Я тебе изменяю - страница 22

Шрифт
Интервал


Я уже нажала на кнопку лифта, когда вновь ощутила движение позади себя.

– Ты не можешь так просто уйти! – с неожиданной горячностью заявил Глеб.

В голосе его читалась растерянность, почти беспомощность. Как у ребенка, внезапно потерявшегося в шумной толпе и не понимающего, что делать дальше.

– Могу и уйду.

Я шагнула в раскрывшиеся двери лифта, но муж протиснулся следом за мной, мешая им закрыться.

Все происходящее превращалось в нелепую драму, достойную какого-нибудь дешевого сериала.

Но тут свою лепту внесла мама, удивив меня в очередной раз.

– Отстань от моей дочери!

С таким суровым выражением лица, какого я у нее никогда еще, кажется, не видела, она грозно замахнулась увесистой сумкой с вещами Глеба, которую мы собирались оставить у консьержки, и от всей души приложила этим грузом моему мужу по ногам.

Он яростно взвыл, невольно отступая от лифта, а мама быстро шмыгнула внутрь, увлекая за собой Тео, и нажала на кнопку первого этажа.

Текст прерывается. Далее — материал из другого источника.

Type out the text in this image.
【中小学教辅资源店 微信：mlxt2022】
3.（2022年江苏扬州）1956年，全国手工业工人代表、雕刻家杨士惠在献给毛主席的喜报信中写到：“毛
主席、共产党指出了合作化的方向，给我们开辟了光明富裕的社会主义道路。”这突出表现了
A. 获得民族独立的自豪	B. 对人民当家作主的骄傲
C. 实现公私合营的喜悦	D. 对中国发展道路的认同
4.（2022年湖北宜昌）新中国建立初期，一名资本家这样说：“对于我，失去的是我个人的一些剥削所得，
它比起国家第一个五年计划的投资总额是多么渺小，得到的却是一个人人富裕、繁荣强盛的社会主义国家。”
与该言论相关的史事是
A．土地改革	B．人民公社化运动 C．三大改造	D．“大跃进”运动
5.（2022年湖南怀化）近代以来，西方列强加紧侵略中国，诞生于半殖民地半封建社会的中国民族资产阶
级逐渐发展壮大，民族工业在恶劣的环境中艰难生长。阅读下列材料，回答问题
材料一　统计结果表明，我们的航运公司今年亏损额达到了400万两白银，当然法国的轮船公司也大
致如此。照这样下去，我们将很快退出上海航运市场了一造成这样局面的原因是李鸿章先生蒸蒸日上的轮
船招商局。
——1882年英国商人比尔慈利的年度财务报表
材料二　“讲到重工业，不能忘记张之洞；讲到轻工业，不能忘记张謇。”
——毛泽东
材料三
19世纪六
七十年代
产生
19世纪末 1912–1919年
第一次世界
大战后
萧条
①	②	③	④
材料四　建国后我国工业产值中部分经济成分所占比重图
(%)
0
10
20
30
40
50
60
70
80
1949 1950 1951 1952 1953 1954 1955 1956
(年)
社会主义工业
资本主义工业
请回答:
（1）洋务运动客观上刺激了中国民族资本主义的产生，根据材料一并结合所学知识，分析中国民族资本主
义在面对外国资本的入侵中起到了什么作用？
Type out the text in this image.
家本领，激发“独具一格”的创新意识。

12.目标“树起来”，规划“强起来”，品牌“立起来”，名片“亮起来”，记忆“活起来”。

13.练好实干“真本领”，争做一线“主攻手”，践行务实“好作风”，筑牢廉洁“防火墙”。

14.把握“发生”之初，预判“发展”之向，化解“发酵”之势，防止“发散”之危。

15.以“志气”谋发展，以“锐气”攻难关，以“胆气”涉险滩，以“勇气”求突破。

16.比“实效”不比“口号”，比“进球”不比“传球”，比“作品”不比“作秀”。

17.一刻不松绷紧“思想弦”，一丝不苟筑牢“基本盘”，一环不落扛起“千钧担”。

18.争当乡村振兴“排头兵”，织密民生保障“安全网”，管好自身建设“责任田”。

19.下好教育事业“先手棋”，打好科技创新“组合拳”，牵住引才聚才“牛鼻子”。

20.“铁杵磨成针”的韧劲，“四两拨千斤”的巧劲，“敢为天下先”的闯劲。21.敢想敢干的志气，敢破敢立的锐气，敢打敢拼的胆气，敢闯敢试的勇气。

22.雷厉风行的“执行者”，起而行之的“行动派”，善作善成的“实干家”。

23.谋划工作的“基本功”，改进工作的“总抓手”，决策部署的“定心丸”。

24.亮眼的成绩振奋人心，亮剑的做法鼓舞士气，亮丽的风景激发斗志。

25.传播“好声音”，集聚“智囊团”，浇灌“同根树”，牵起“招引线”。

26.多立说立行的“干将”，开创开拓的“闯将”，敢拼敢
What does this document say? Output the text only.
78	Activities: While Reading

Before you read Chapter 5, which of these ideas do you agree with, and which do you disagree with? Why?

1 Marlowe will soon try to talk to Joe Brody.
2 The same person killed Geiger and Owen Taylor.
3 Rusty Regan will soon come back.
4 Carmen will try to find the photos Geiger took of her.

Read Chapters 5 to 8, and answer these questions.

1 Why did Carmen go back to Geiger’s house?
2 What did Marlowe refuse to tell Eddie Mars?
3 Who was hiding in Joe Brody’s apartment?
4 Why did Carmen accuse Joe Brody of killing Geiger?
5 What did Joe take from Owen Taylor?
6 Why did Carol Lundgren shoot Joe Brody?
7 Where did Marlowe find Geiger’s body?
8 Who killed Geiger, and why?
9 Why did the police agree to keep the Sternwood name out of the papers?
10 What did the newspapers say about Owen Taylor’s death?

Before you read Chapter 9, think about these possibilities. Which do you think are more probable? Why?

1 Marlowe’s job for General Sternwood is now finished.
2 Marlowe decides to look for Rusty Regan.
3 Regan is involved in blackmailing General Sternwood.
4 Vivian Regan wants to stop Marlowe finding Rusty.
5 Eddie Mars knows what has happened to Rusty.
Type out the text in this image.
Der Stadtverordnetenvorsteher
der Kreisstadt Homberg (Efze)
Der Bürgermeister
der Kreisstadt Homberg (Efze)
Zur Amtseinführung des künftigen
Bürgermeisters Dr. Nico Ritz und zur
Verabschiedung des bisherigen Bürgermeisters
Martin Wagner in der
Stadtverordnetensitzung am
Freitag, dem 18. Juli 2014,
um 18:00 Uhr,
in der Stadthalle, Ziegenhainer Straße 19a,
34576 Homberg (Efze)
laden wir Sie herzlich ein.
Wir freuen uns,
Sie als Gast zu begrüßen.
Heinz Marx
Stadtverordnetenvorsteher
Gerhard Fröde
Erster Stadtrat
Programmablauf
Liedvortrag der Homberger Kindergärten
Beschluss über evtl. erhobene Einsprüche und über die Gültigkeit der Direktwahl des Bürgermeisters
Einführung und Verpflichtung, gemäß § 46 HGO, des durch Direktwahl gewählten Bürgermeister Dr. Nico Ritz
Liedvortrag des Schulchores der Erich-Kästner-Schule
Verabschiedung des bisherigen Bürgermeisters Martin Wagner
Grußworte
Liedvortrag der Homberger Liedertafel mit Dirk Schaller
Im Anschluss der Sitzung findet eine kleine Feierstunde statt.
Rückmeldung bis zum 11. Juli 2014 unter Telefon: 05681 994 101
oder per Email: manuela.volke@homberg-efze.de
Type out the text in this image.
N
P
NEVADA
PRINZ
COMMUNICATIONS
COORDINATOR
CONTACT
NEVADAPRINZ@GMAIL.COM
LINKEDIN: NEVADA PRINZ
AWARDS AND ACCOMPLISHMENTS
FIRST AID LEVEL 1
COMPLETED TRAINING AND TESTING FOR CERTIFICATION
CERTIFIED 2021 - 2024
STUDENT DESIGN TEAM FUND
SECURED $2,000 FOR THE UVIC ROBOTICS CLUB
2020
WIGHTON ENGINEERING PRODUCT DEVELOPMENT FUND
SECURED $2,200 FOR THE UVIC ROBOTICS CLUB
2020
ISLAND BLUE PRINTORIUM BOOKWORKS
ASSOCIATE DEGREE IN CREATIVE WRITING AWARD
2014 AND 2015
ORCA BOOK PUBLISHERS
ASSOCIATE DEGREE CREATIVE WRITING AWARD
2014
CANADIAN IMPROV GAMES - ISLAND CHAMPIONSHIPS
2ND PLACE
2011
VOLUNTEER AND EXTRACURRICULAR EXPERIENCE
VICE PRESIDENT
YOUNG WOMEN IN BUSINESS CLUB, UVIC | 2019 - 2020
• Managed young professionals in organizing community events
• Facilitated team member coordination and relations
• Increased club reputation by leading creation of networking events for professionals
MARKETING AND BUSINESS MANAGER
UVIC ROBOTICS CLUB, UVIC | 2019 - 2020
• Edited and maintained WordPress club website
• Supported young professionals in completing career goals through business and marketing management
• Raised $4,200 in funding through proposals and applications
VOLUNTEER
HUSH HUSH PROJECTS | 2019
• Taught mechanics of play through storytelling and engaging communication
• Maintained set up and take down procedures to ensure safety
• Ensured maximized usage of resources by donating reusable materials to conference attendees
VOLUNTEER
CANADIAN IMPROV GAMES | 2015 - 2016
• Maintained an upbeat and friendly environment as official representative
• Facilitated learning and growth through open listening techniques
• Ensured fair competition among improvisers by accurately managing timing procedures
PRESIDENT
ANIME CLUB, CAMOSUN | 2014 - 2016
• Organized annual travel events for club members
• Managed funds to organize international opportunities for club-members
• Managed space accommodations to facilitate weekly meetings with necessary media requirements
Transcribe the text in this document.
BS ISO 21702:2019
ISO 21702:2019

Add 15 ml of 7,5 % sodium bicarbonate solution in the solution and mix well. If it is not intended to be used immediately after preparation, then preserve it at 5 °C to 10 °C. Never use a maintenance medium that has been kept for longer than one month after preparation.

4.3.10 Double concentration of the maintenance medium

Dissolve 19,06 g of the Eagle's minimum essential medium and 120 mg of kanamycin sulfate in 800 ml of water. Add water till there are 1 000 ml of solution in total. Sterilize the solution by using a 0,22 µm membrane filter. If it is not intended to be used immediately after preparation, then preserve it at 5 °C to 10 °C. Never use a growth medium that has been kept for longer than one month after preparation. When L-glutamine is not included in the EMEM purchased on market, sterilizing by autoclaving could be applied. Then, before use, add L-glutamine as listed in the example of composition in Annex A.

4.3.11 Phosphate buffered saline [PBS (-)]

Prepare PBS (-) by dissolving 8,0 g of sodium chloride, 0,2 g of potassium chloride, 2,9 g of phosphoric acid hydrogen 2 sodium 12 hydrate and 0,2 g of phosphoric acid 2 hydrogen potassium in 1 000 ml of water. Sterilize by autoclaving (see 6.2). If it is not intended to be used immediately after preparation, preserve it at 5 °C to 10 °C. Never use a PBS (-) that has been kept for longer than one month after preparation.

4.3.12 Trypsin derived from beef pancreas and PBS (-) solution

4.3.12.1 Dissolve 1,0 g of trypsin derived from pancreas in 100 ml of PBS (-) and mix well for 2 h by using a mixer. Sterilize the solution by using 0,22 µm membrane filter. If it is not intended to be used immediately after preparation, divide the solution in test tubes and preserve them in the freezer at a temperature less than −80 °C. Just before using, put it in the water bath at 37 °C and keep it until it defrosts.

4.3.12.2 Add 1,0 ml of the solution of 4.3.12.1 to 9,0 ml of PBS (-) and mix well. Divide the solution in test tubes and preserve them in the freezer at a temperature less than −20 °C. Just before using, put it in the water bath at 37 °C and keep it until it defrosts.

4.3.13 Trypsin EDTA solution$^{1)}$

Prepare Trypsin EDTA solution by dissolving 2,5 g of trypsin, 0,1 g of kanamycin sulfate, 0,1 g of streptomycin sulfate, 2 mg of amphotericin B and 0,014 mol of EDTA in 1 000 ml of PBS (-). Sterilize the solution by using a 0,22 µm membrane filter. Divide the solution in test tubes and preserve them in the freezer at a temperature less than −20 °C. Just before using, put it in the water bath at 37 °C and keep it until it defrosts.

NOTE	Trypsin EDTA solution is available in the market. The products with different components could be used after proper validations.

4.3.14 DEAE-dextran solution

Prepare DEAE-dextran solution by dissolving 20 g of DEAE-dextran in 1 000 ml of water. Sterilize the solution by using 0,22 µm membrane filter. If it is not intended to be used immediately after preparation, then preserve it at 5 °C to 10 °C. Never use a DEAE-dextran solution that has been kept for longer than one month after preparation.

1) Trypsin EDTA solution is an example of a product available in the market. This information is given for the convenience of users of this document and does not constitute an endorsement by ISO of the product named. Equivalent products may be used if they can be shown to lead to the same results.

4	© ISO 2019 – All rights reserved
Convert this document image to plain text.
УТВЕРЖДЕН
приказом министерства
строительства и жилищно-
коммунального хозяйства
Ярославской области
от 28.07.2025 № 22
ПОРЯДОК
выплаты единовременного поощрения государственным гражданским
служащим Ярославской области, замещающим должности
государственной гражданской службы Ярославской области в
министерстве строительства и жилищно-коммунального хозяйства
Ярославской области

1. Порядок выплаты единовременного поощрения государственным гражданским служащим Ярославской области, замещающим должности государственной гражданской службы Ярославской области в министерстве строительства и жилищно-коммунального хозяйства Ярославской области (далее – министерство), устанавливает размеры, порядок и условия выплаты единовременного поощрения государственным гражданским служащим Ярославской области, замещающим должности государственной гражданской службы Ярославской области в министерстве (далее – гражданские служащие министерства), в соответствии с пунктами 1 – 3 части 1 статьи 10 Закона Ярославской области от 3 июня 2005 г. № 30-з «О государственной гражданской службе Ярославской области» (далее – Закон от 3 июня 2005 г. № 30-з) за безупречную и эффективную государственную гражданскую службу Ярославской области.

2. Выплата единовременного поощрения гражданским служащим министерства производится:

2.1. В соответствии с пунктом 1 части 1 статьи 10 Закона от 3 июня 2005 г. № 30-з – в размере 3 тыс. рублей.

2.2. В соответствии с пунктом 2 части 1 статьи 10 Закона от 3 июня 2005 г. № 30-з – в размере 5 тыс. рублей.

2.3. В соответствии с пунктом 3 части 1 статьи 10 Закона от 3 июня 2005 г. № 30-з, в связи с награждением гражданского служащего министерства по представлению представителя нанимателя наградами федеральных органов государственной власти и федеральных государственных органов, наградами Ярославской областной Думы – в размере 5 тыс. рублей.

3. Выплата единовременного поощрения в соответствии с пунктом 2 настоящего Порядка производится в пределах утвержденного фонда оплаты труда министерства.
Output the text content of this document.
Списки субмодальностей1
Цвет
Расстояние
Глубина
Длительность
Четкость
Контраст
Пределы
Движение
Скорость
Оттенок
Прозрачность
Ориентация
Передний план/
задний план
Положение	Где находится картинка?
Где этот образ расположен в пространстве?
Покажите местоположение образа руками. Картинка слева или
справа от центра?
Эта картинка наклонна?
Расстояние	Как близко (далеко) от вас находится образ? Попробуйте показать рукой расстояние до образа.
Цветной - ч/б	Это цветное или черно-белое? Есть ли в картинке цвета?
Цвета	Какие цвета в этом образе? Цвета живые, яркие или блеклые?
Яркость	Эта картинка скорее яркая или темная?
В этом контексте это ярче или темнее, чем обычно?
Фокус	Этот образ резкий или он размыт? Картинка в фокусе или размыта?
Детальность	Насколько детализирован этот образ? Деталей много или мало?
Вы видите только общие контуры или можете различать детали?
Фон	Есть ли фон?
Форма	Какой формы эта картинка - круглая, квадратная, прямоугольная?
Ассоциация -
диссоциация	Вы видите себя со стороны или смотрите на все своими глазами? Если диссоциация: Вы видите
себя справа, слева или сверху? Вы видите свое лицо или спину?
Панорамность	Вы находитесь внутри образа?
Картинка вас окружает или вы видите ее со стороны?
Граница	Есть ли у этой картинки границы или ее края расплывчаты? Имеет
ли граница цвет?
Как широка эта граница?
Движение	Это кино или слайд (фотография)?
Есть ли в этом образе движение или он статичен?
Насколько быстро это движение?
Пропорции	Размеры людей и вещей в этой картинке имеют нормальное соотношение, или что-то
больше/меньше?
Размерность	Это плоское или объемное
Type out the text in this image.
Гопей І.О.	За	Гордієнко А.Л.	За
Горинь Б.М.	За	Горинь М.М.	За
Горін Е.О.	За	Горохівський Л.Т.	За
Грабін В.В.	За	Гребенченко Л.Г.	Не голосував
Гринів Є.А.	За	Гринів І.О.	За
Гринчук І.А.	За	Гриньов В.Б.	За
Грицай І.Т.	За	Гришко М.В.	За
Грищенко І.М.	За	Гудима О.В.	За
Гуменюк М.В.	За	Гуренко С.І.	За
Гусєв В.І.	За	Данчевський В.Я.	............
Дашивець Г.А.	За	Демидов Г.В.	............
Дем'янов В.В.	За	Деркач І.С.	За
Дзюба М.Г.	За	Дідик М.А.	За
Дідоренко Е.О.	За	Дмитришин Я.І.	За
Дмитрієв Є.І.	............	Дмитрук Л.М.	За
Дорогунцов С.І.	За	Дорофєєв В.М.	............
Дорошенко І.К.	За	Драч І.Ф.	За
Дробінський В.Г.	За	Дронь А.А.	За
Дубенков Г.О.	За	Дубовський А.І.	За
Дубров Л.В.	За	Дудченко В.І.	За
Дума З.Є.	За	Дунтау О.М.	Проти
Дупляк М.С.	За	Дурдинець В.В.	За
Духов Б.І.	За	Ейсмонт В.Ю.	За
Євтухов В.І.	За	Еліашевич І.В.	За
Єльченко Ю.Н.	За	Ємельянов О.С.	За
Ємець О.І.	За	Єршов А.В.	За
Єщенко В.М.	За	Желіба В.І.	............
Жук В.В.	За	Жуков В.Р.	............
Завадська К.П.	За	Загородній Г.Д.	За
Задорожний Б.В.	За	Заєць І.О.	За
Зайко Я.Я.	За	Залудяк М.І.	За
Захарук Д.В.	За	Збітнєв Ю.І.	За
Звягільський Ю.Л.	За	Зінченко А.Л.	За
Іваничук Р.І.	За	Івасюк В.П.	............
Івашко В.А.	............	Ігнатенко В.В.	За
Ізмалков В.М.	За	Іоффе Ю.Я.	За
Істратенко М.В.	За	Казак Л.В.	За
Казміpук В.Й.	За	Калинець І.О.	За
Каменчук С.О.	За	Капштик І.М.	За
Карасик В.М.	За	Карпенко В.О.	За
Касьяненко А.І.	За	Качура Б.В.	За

Лифт стремительно помчался вниз, унося меня прочь от прежней жизни.


***

– Тебе нужно развеяться! – решительно заявила Катя, придя ко мне на второй день моего добровольного заточения.

Ну как, заточения? Я просто сидела дома у мамы, почти никуда не выходя. Едва ела, почти не спала. Та моральная травма, что нанес мне Глеб, только-только давала о себе знать в ее полной мере. С одной стороны, я убедила себя, что восприняла этот удар стоически. С другой, понимала – ложь самой себе была уж очень очевидной.

– Я не хочу, – помотала головой и бросила быстрый взгляд на часы.

Мама гуляла с Тео во дворе, а ко мне забежала подруга. Не то чтобы я не была ей рада, но и через полчаса нашего вымученного (с моей стороны) общения поняла, что меня тяготит даже простой разговор. Особенно когда Катя завела беседу про «развеяться».

За два дня, что мы провели у мамы, которая называла это не иначе как возможность прийти в себя, мой муж звонил мне по пять раз на дню. Наше общение в основном сводилось к обсуждению Теодора и моему нежеланию говорить по телефону о важных вещах. Оно выражалось в том, что как только Глеб пытался начать беседу о нашей семейной жизни, я просто вешала трубку.

Пока я и представить себе не могла, что стану делать дальше. Знала лишь, что простить Ланского за то, что он сотворил, буду не в силах. Он перешел все границы, надругался над тем, что было ему дозволено.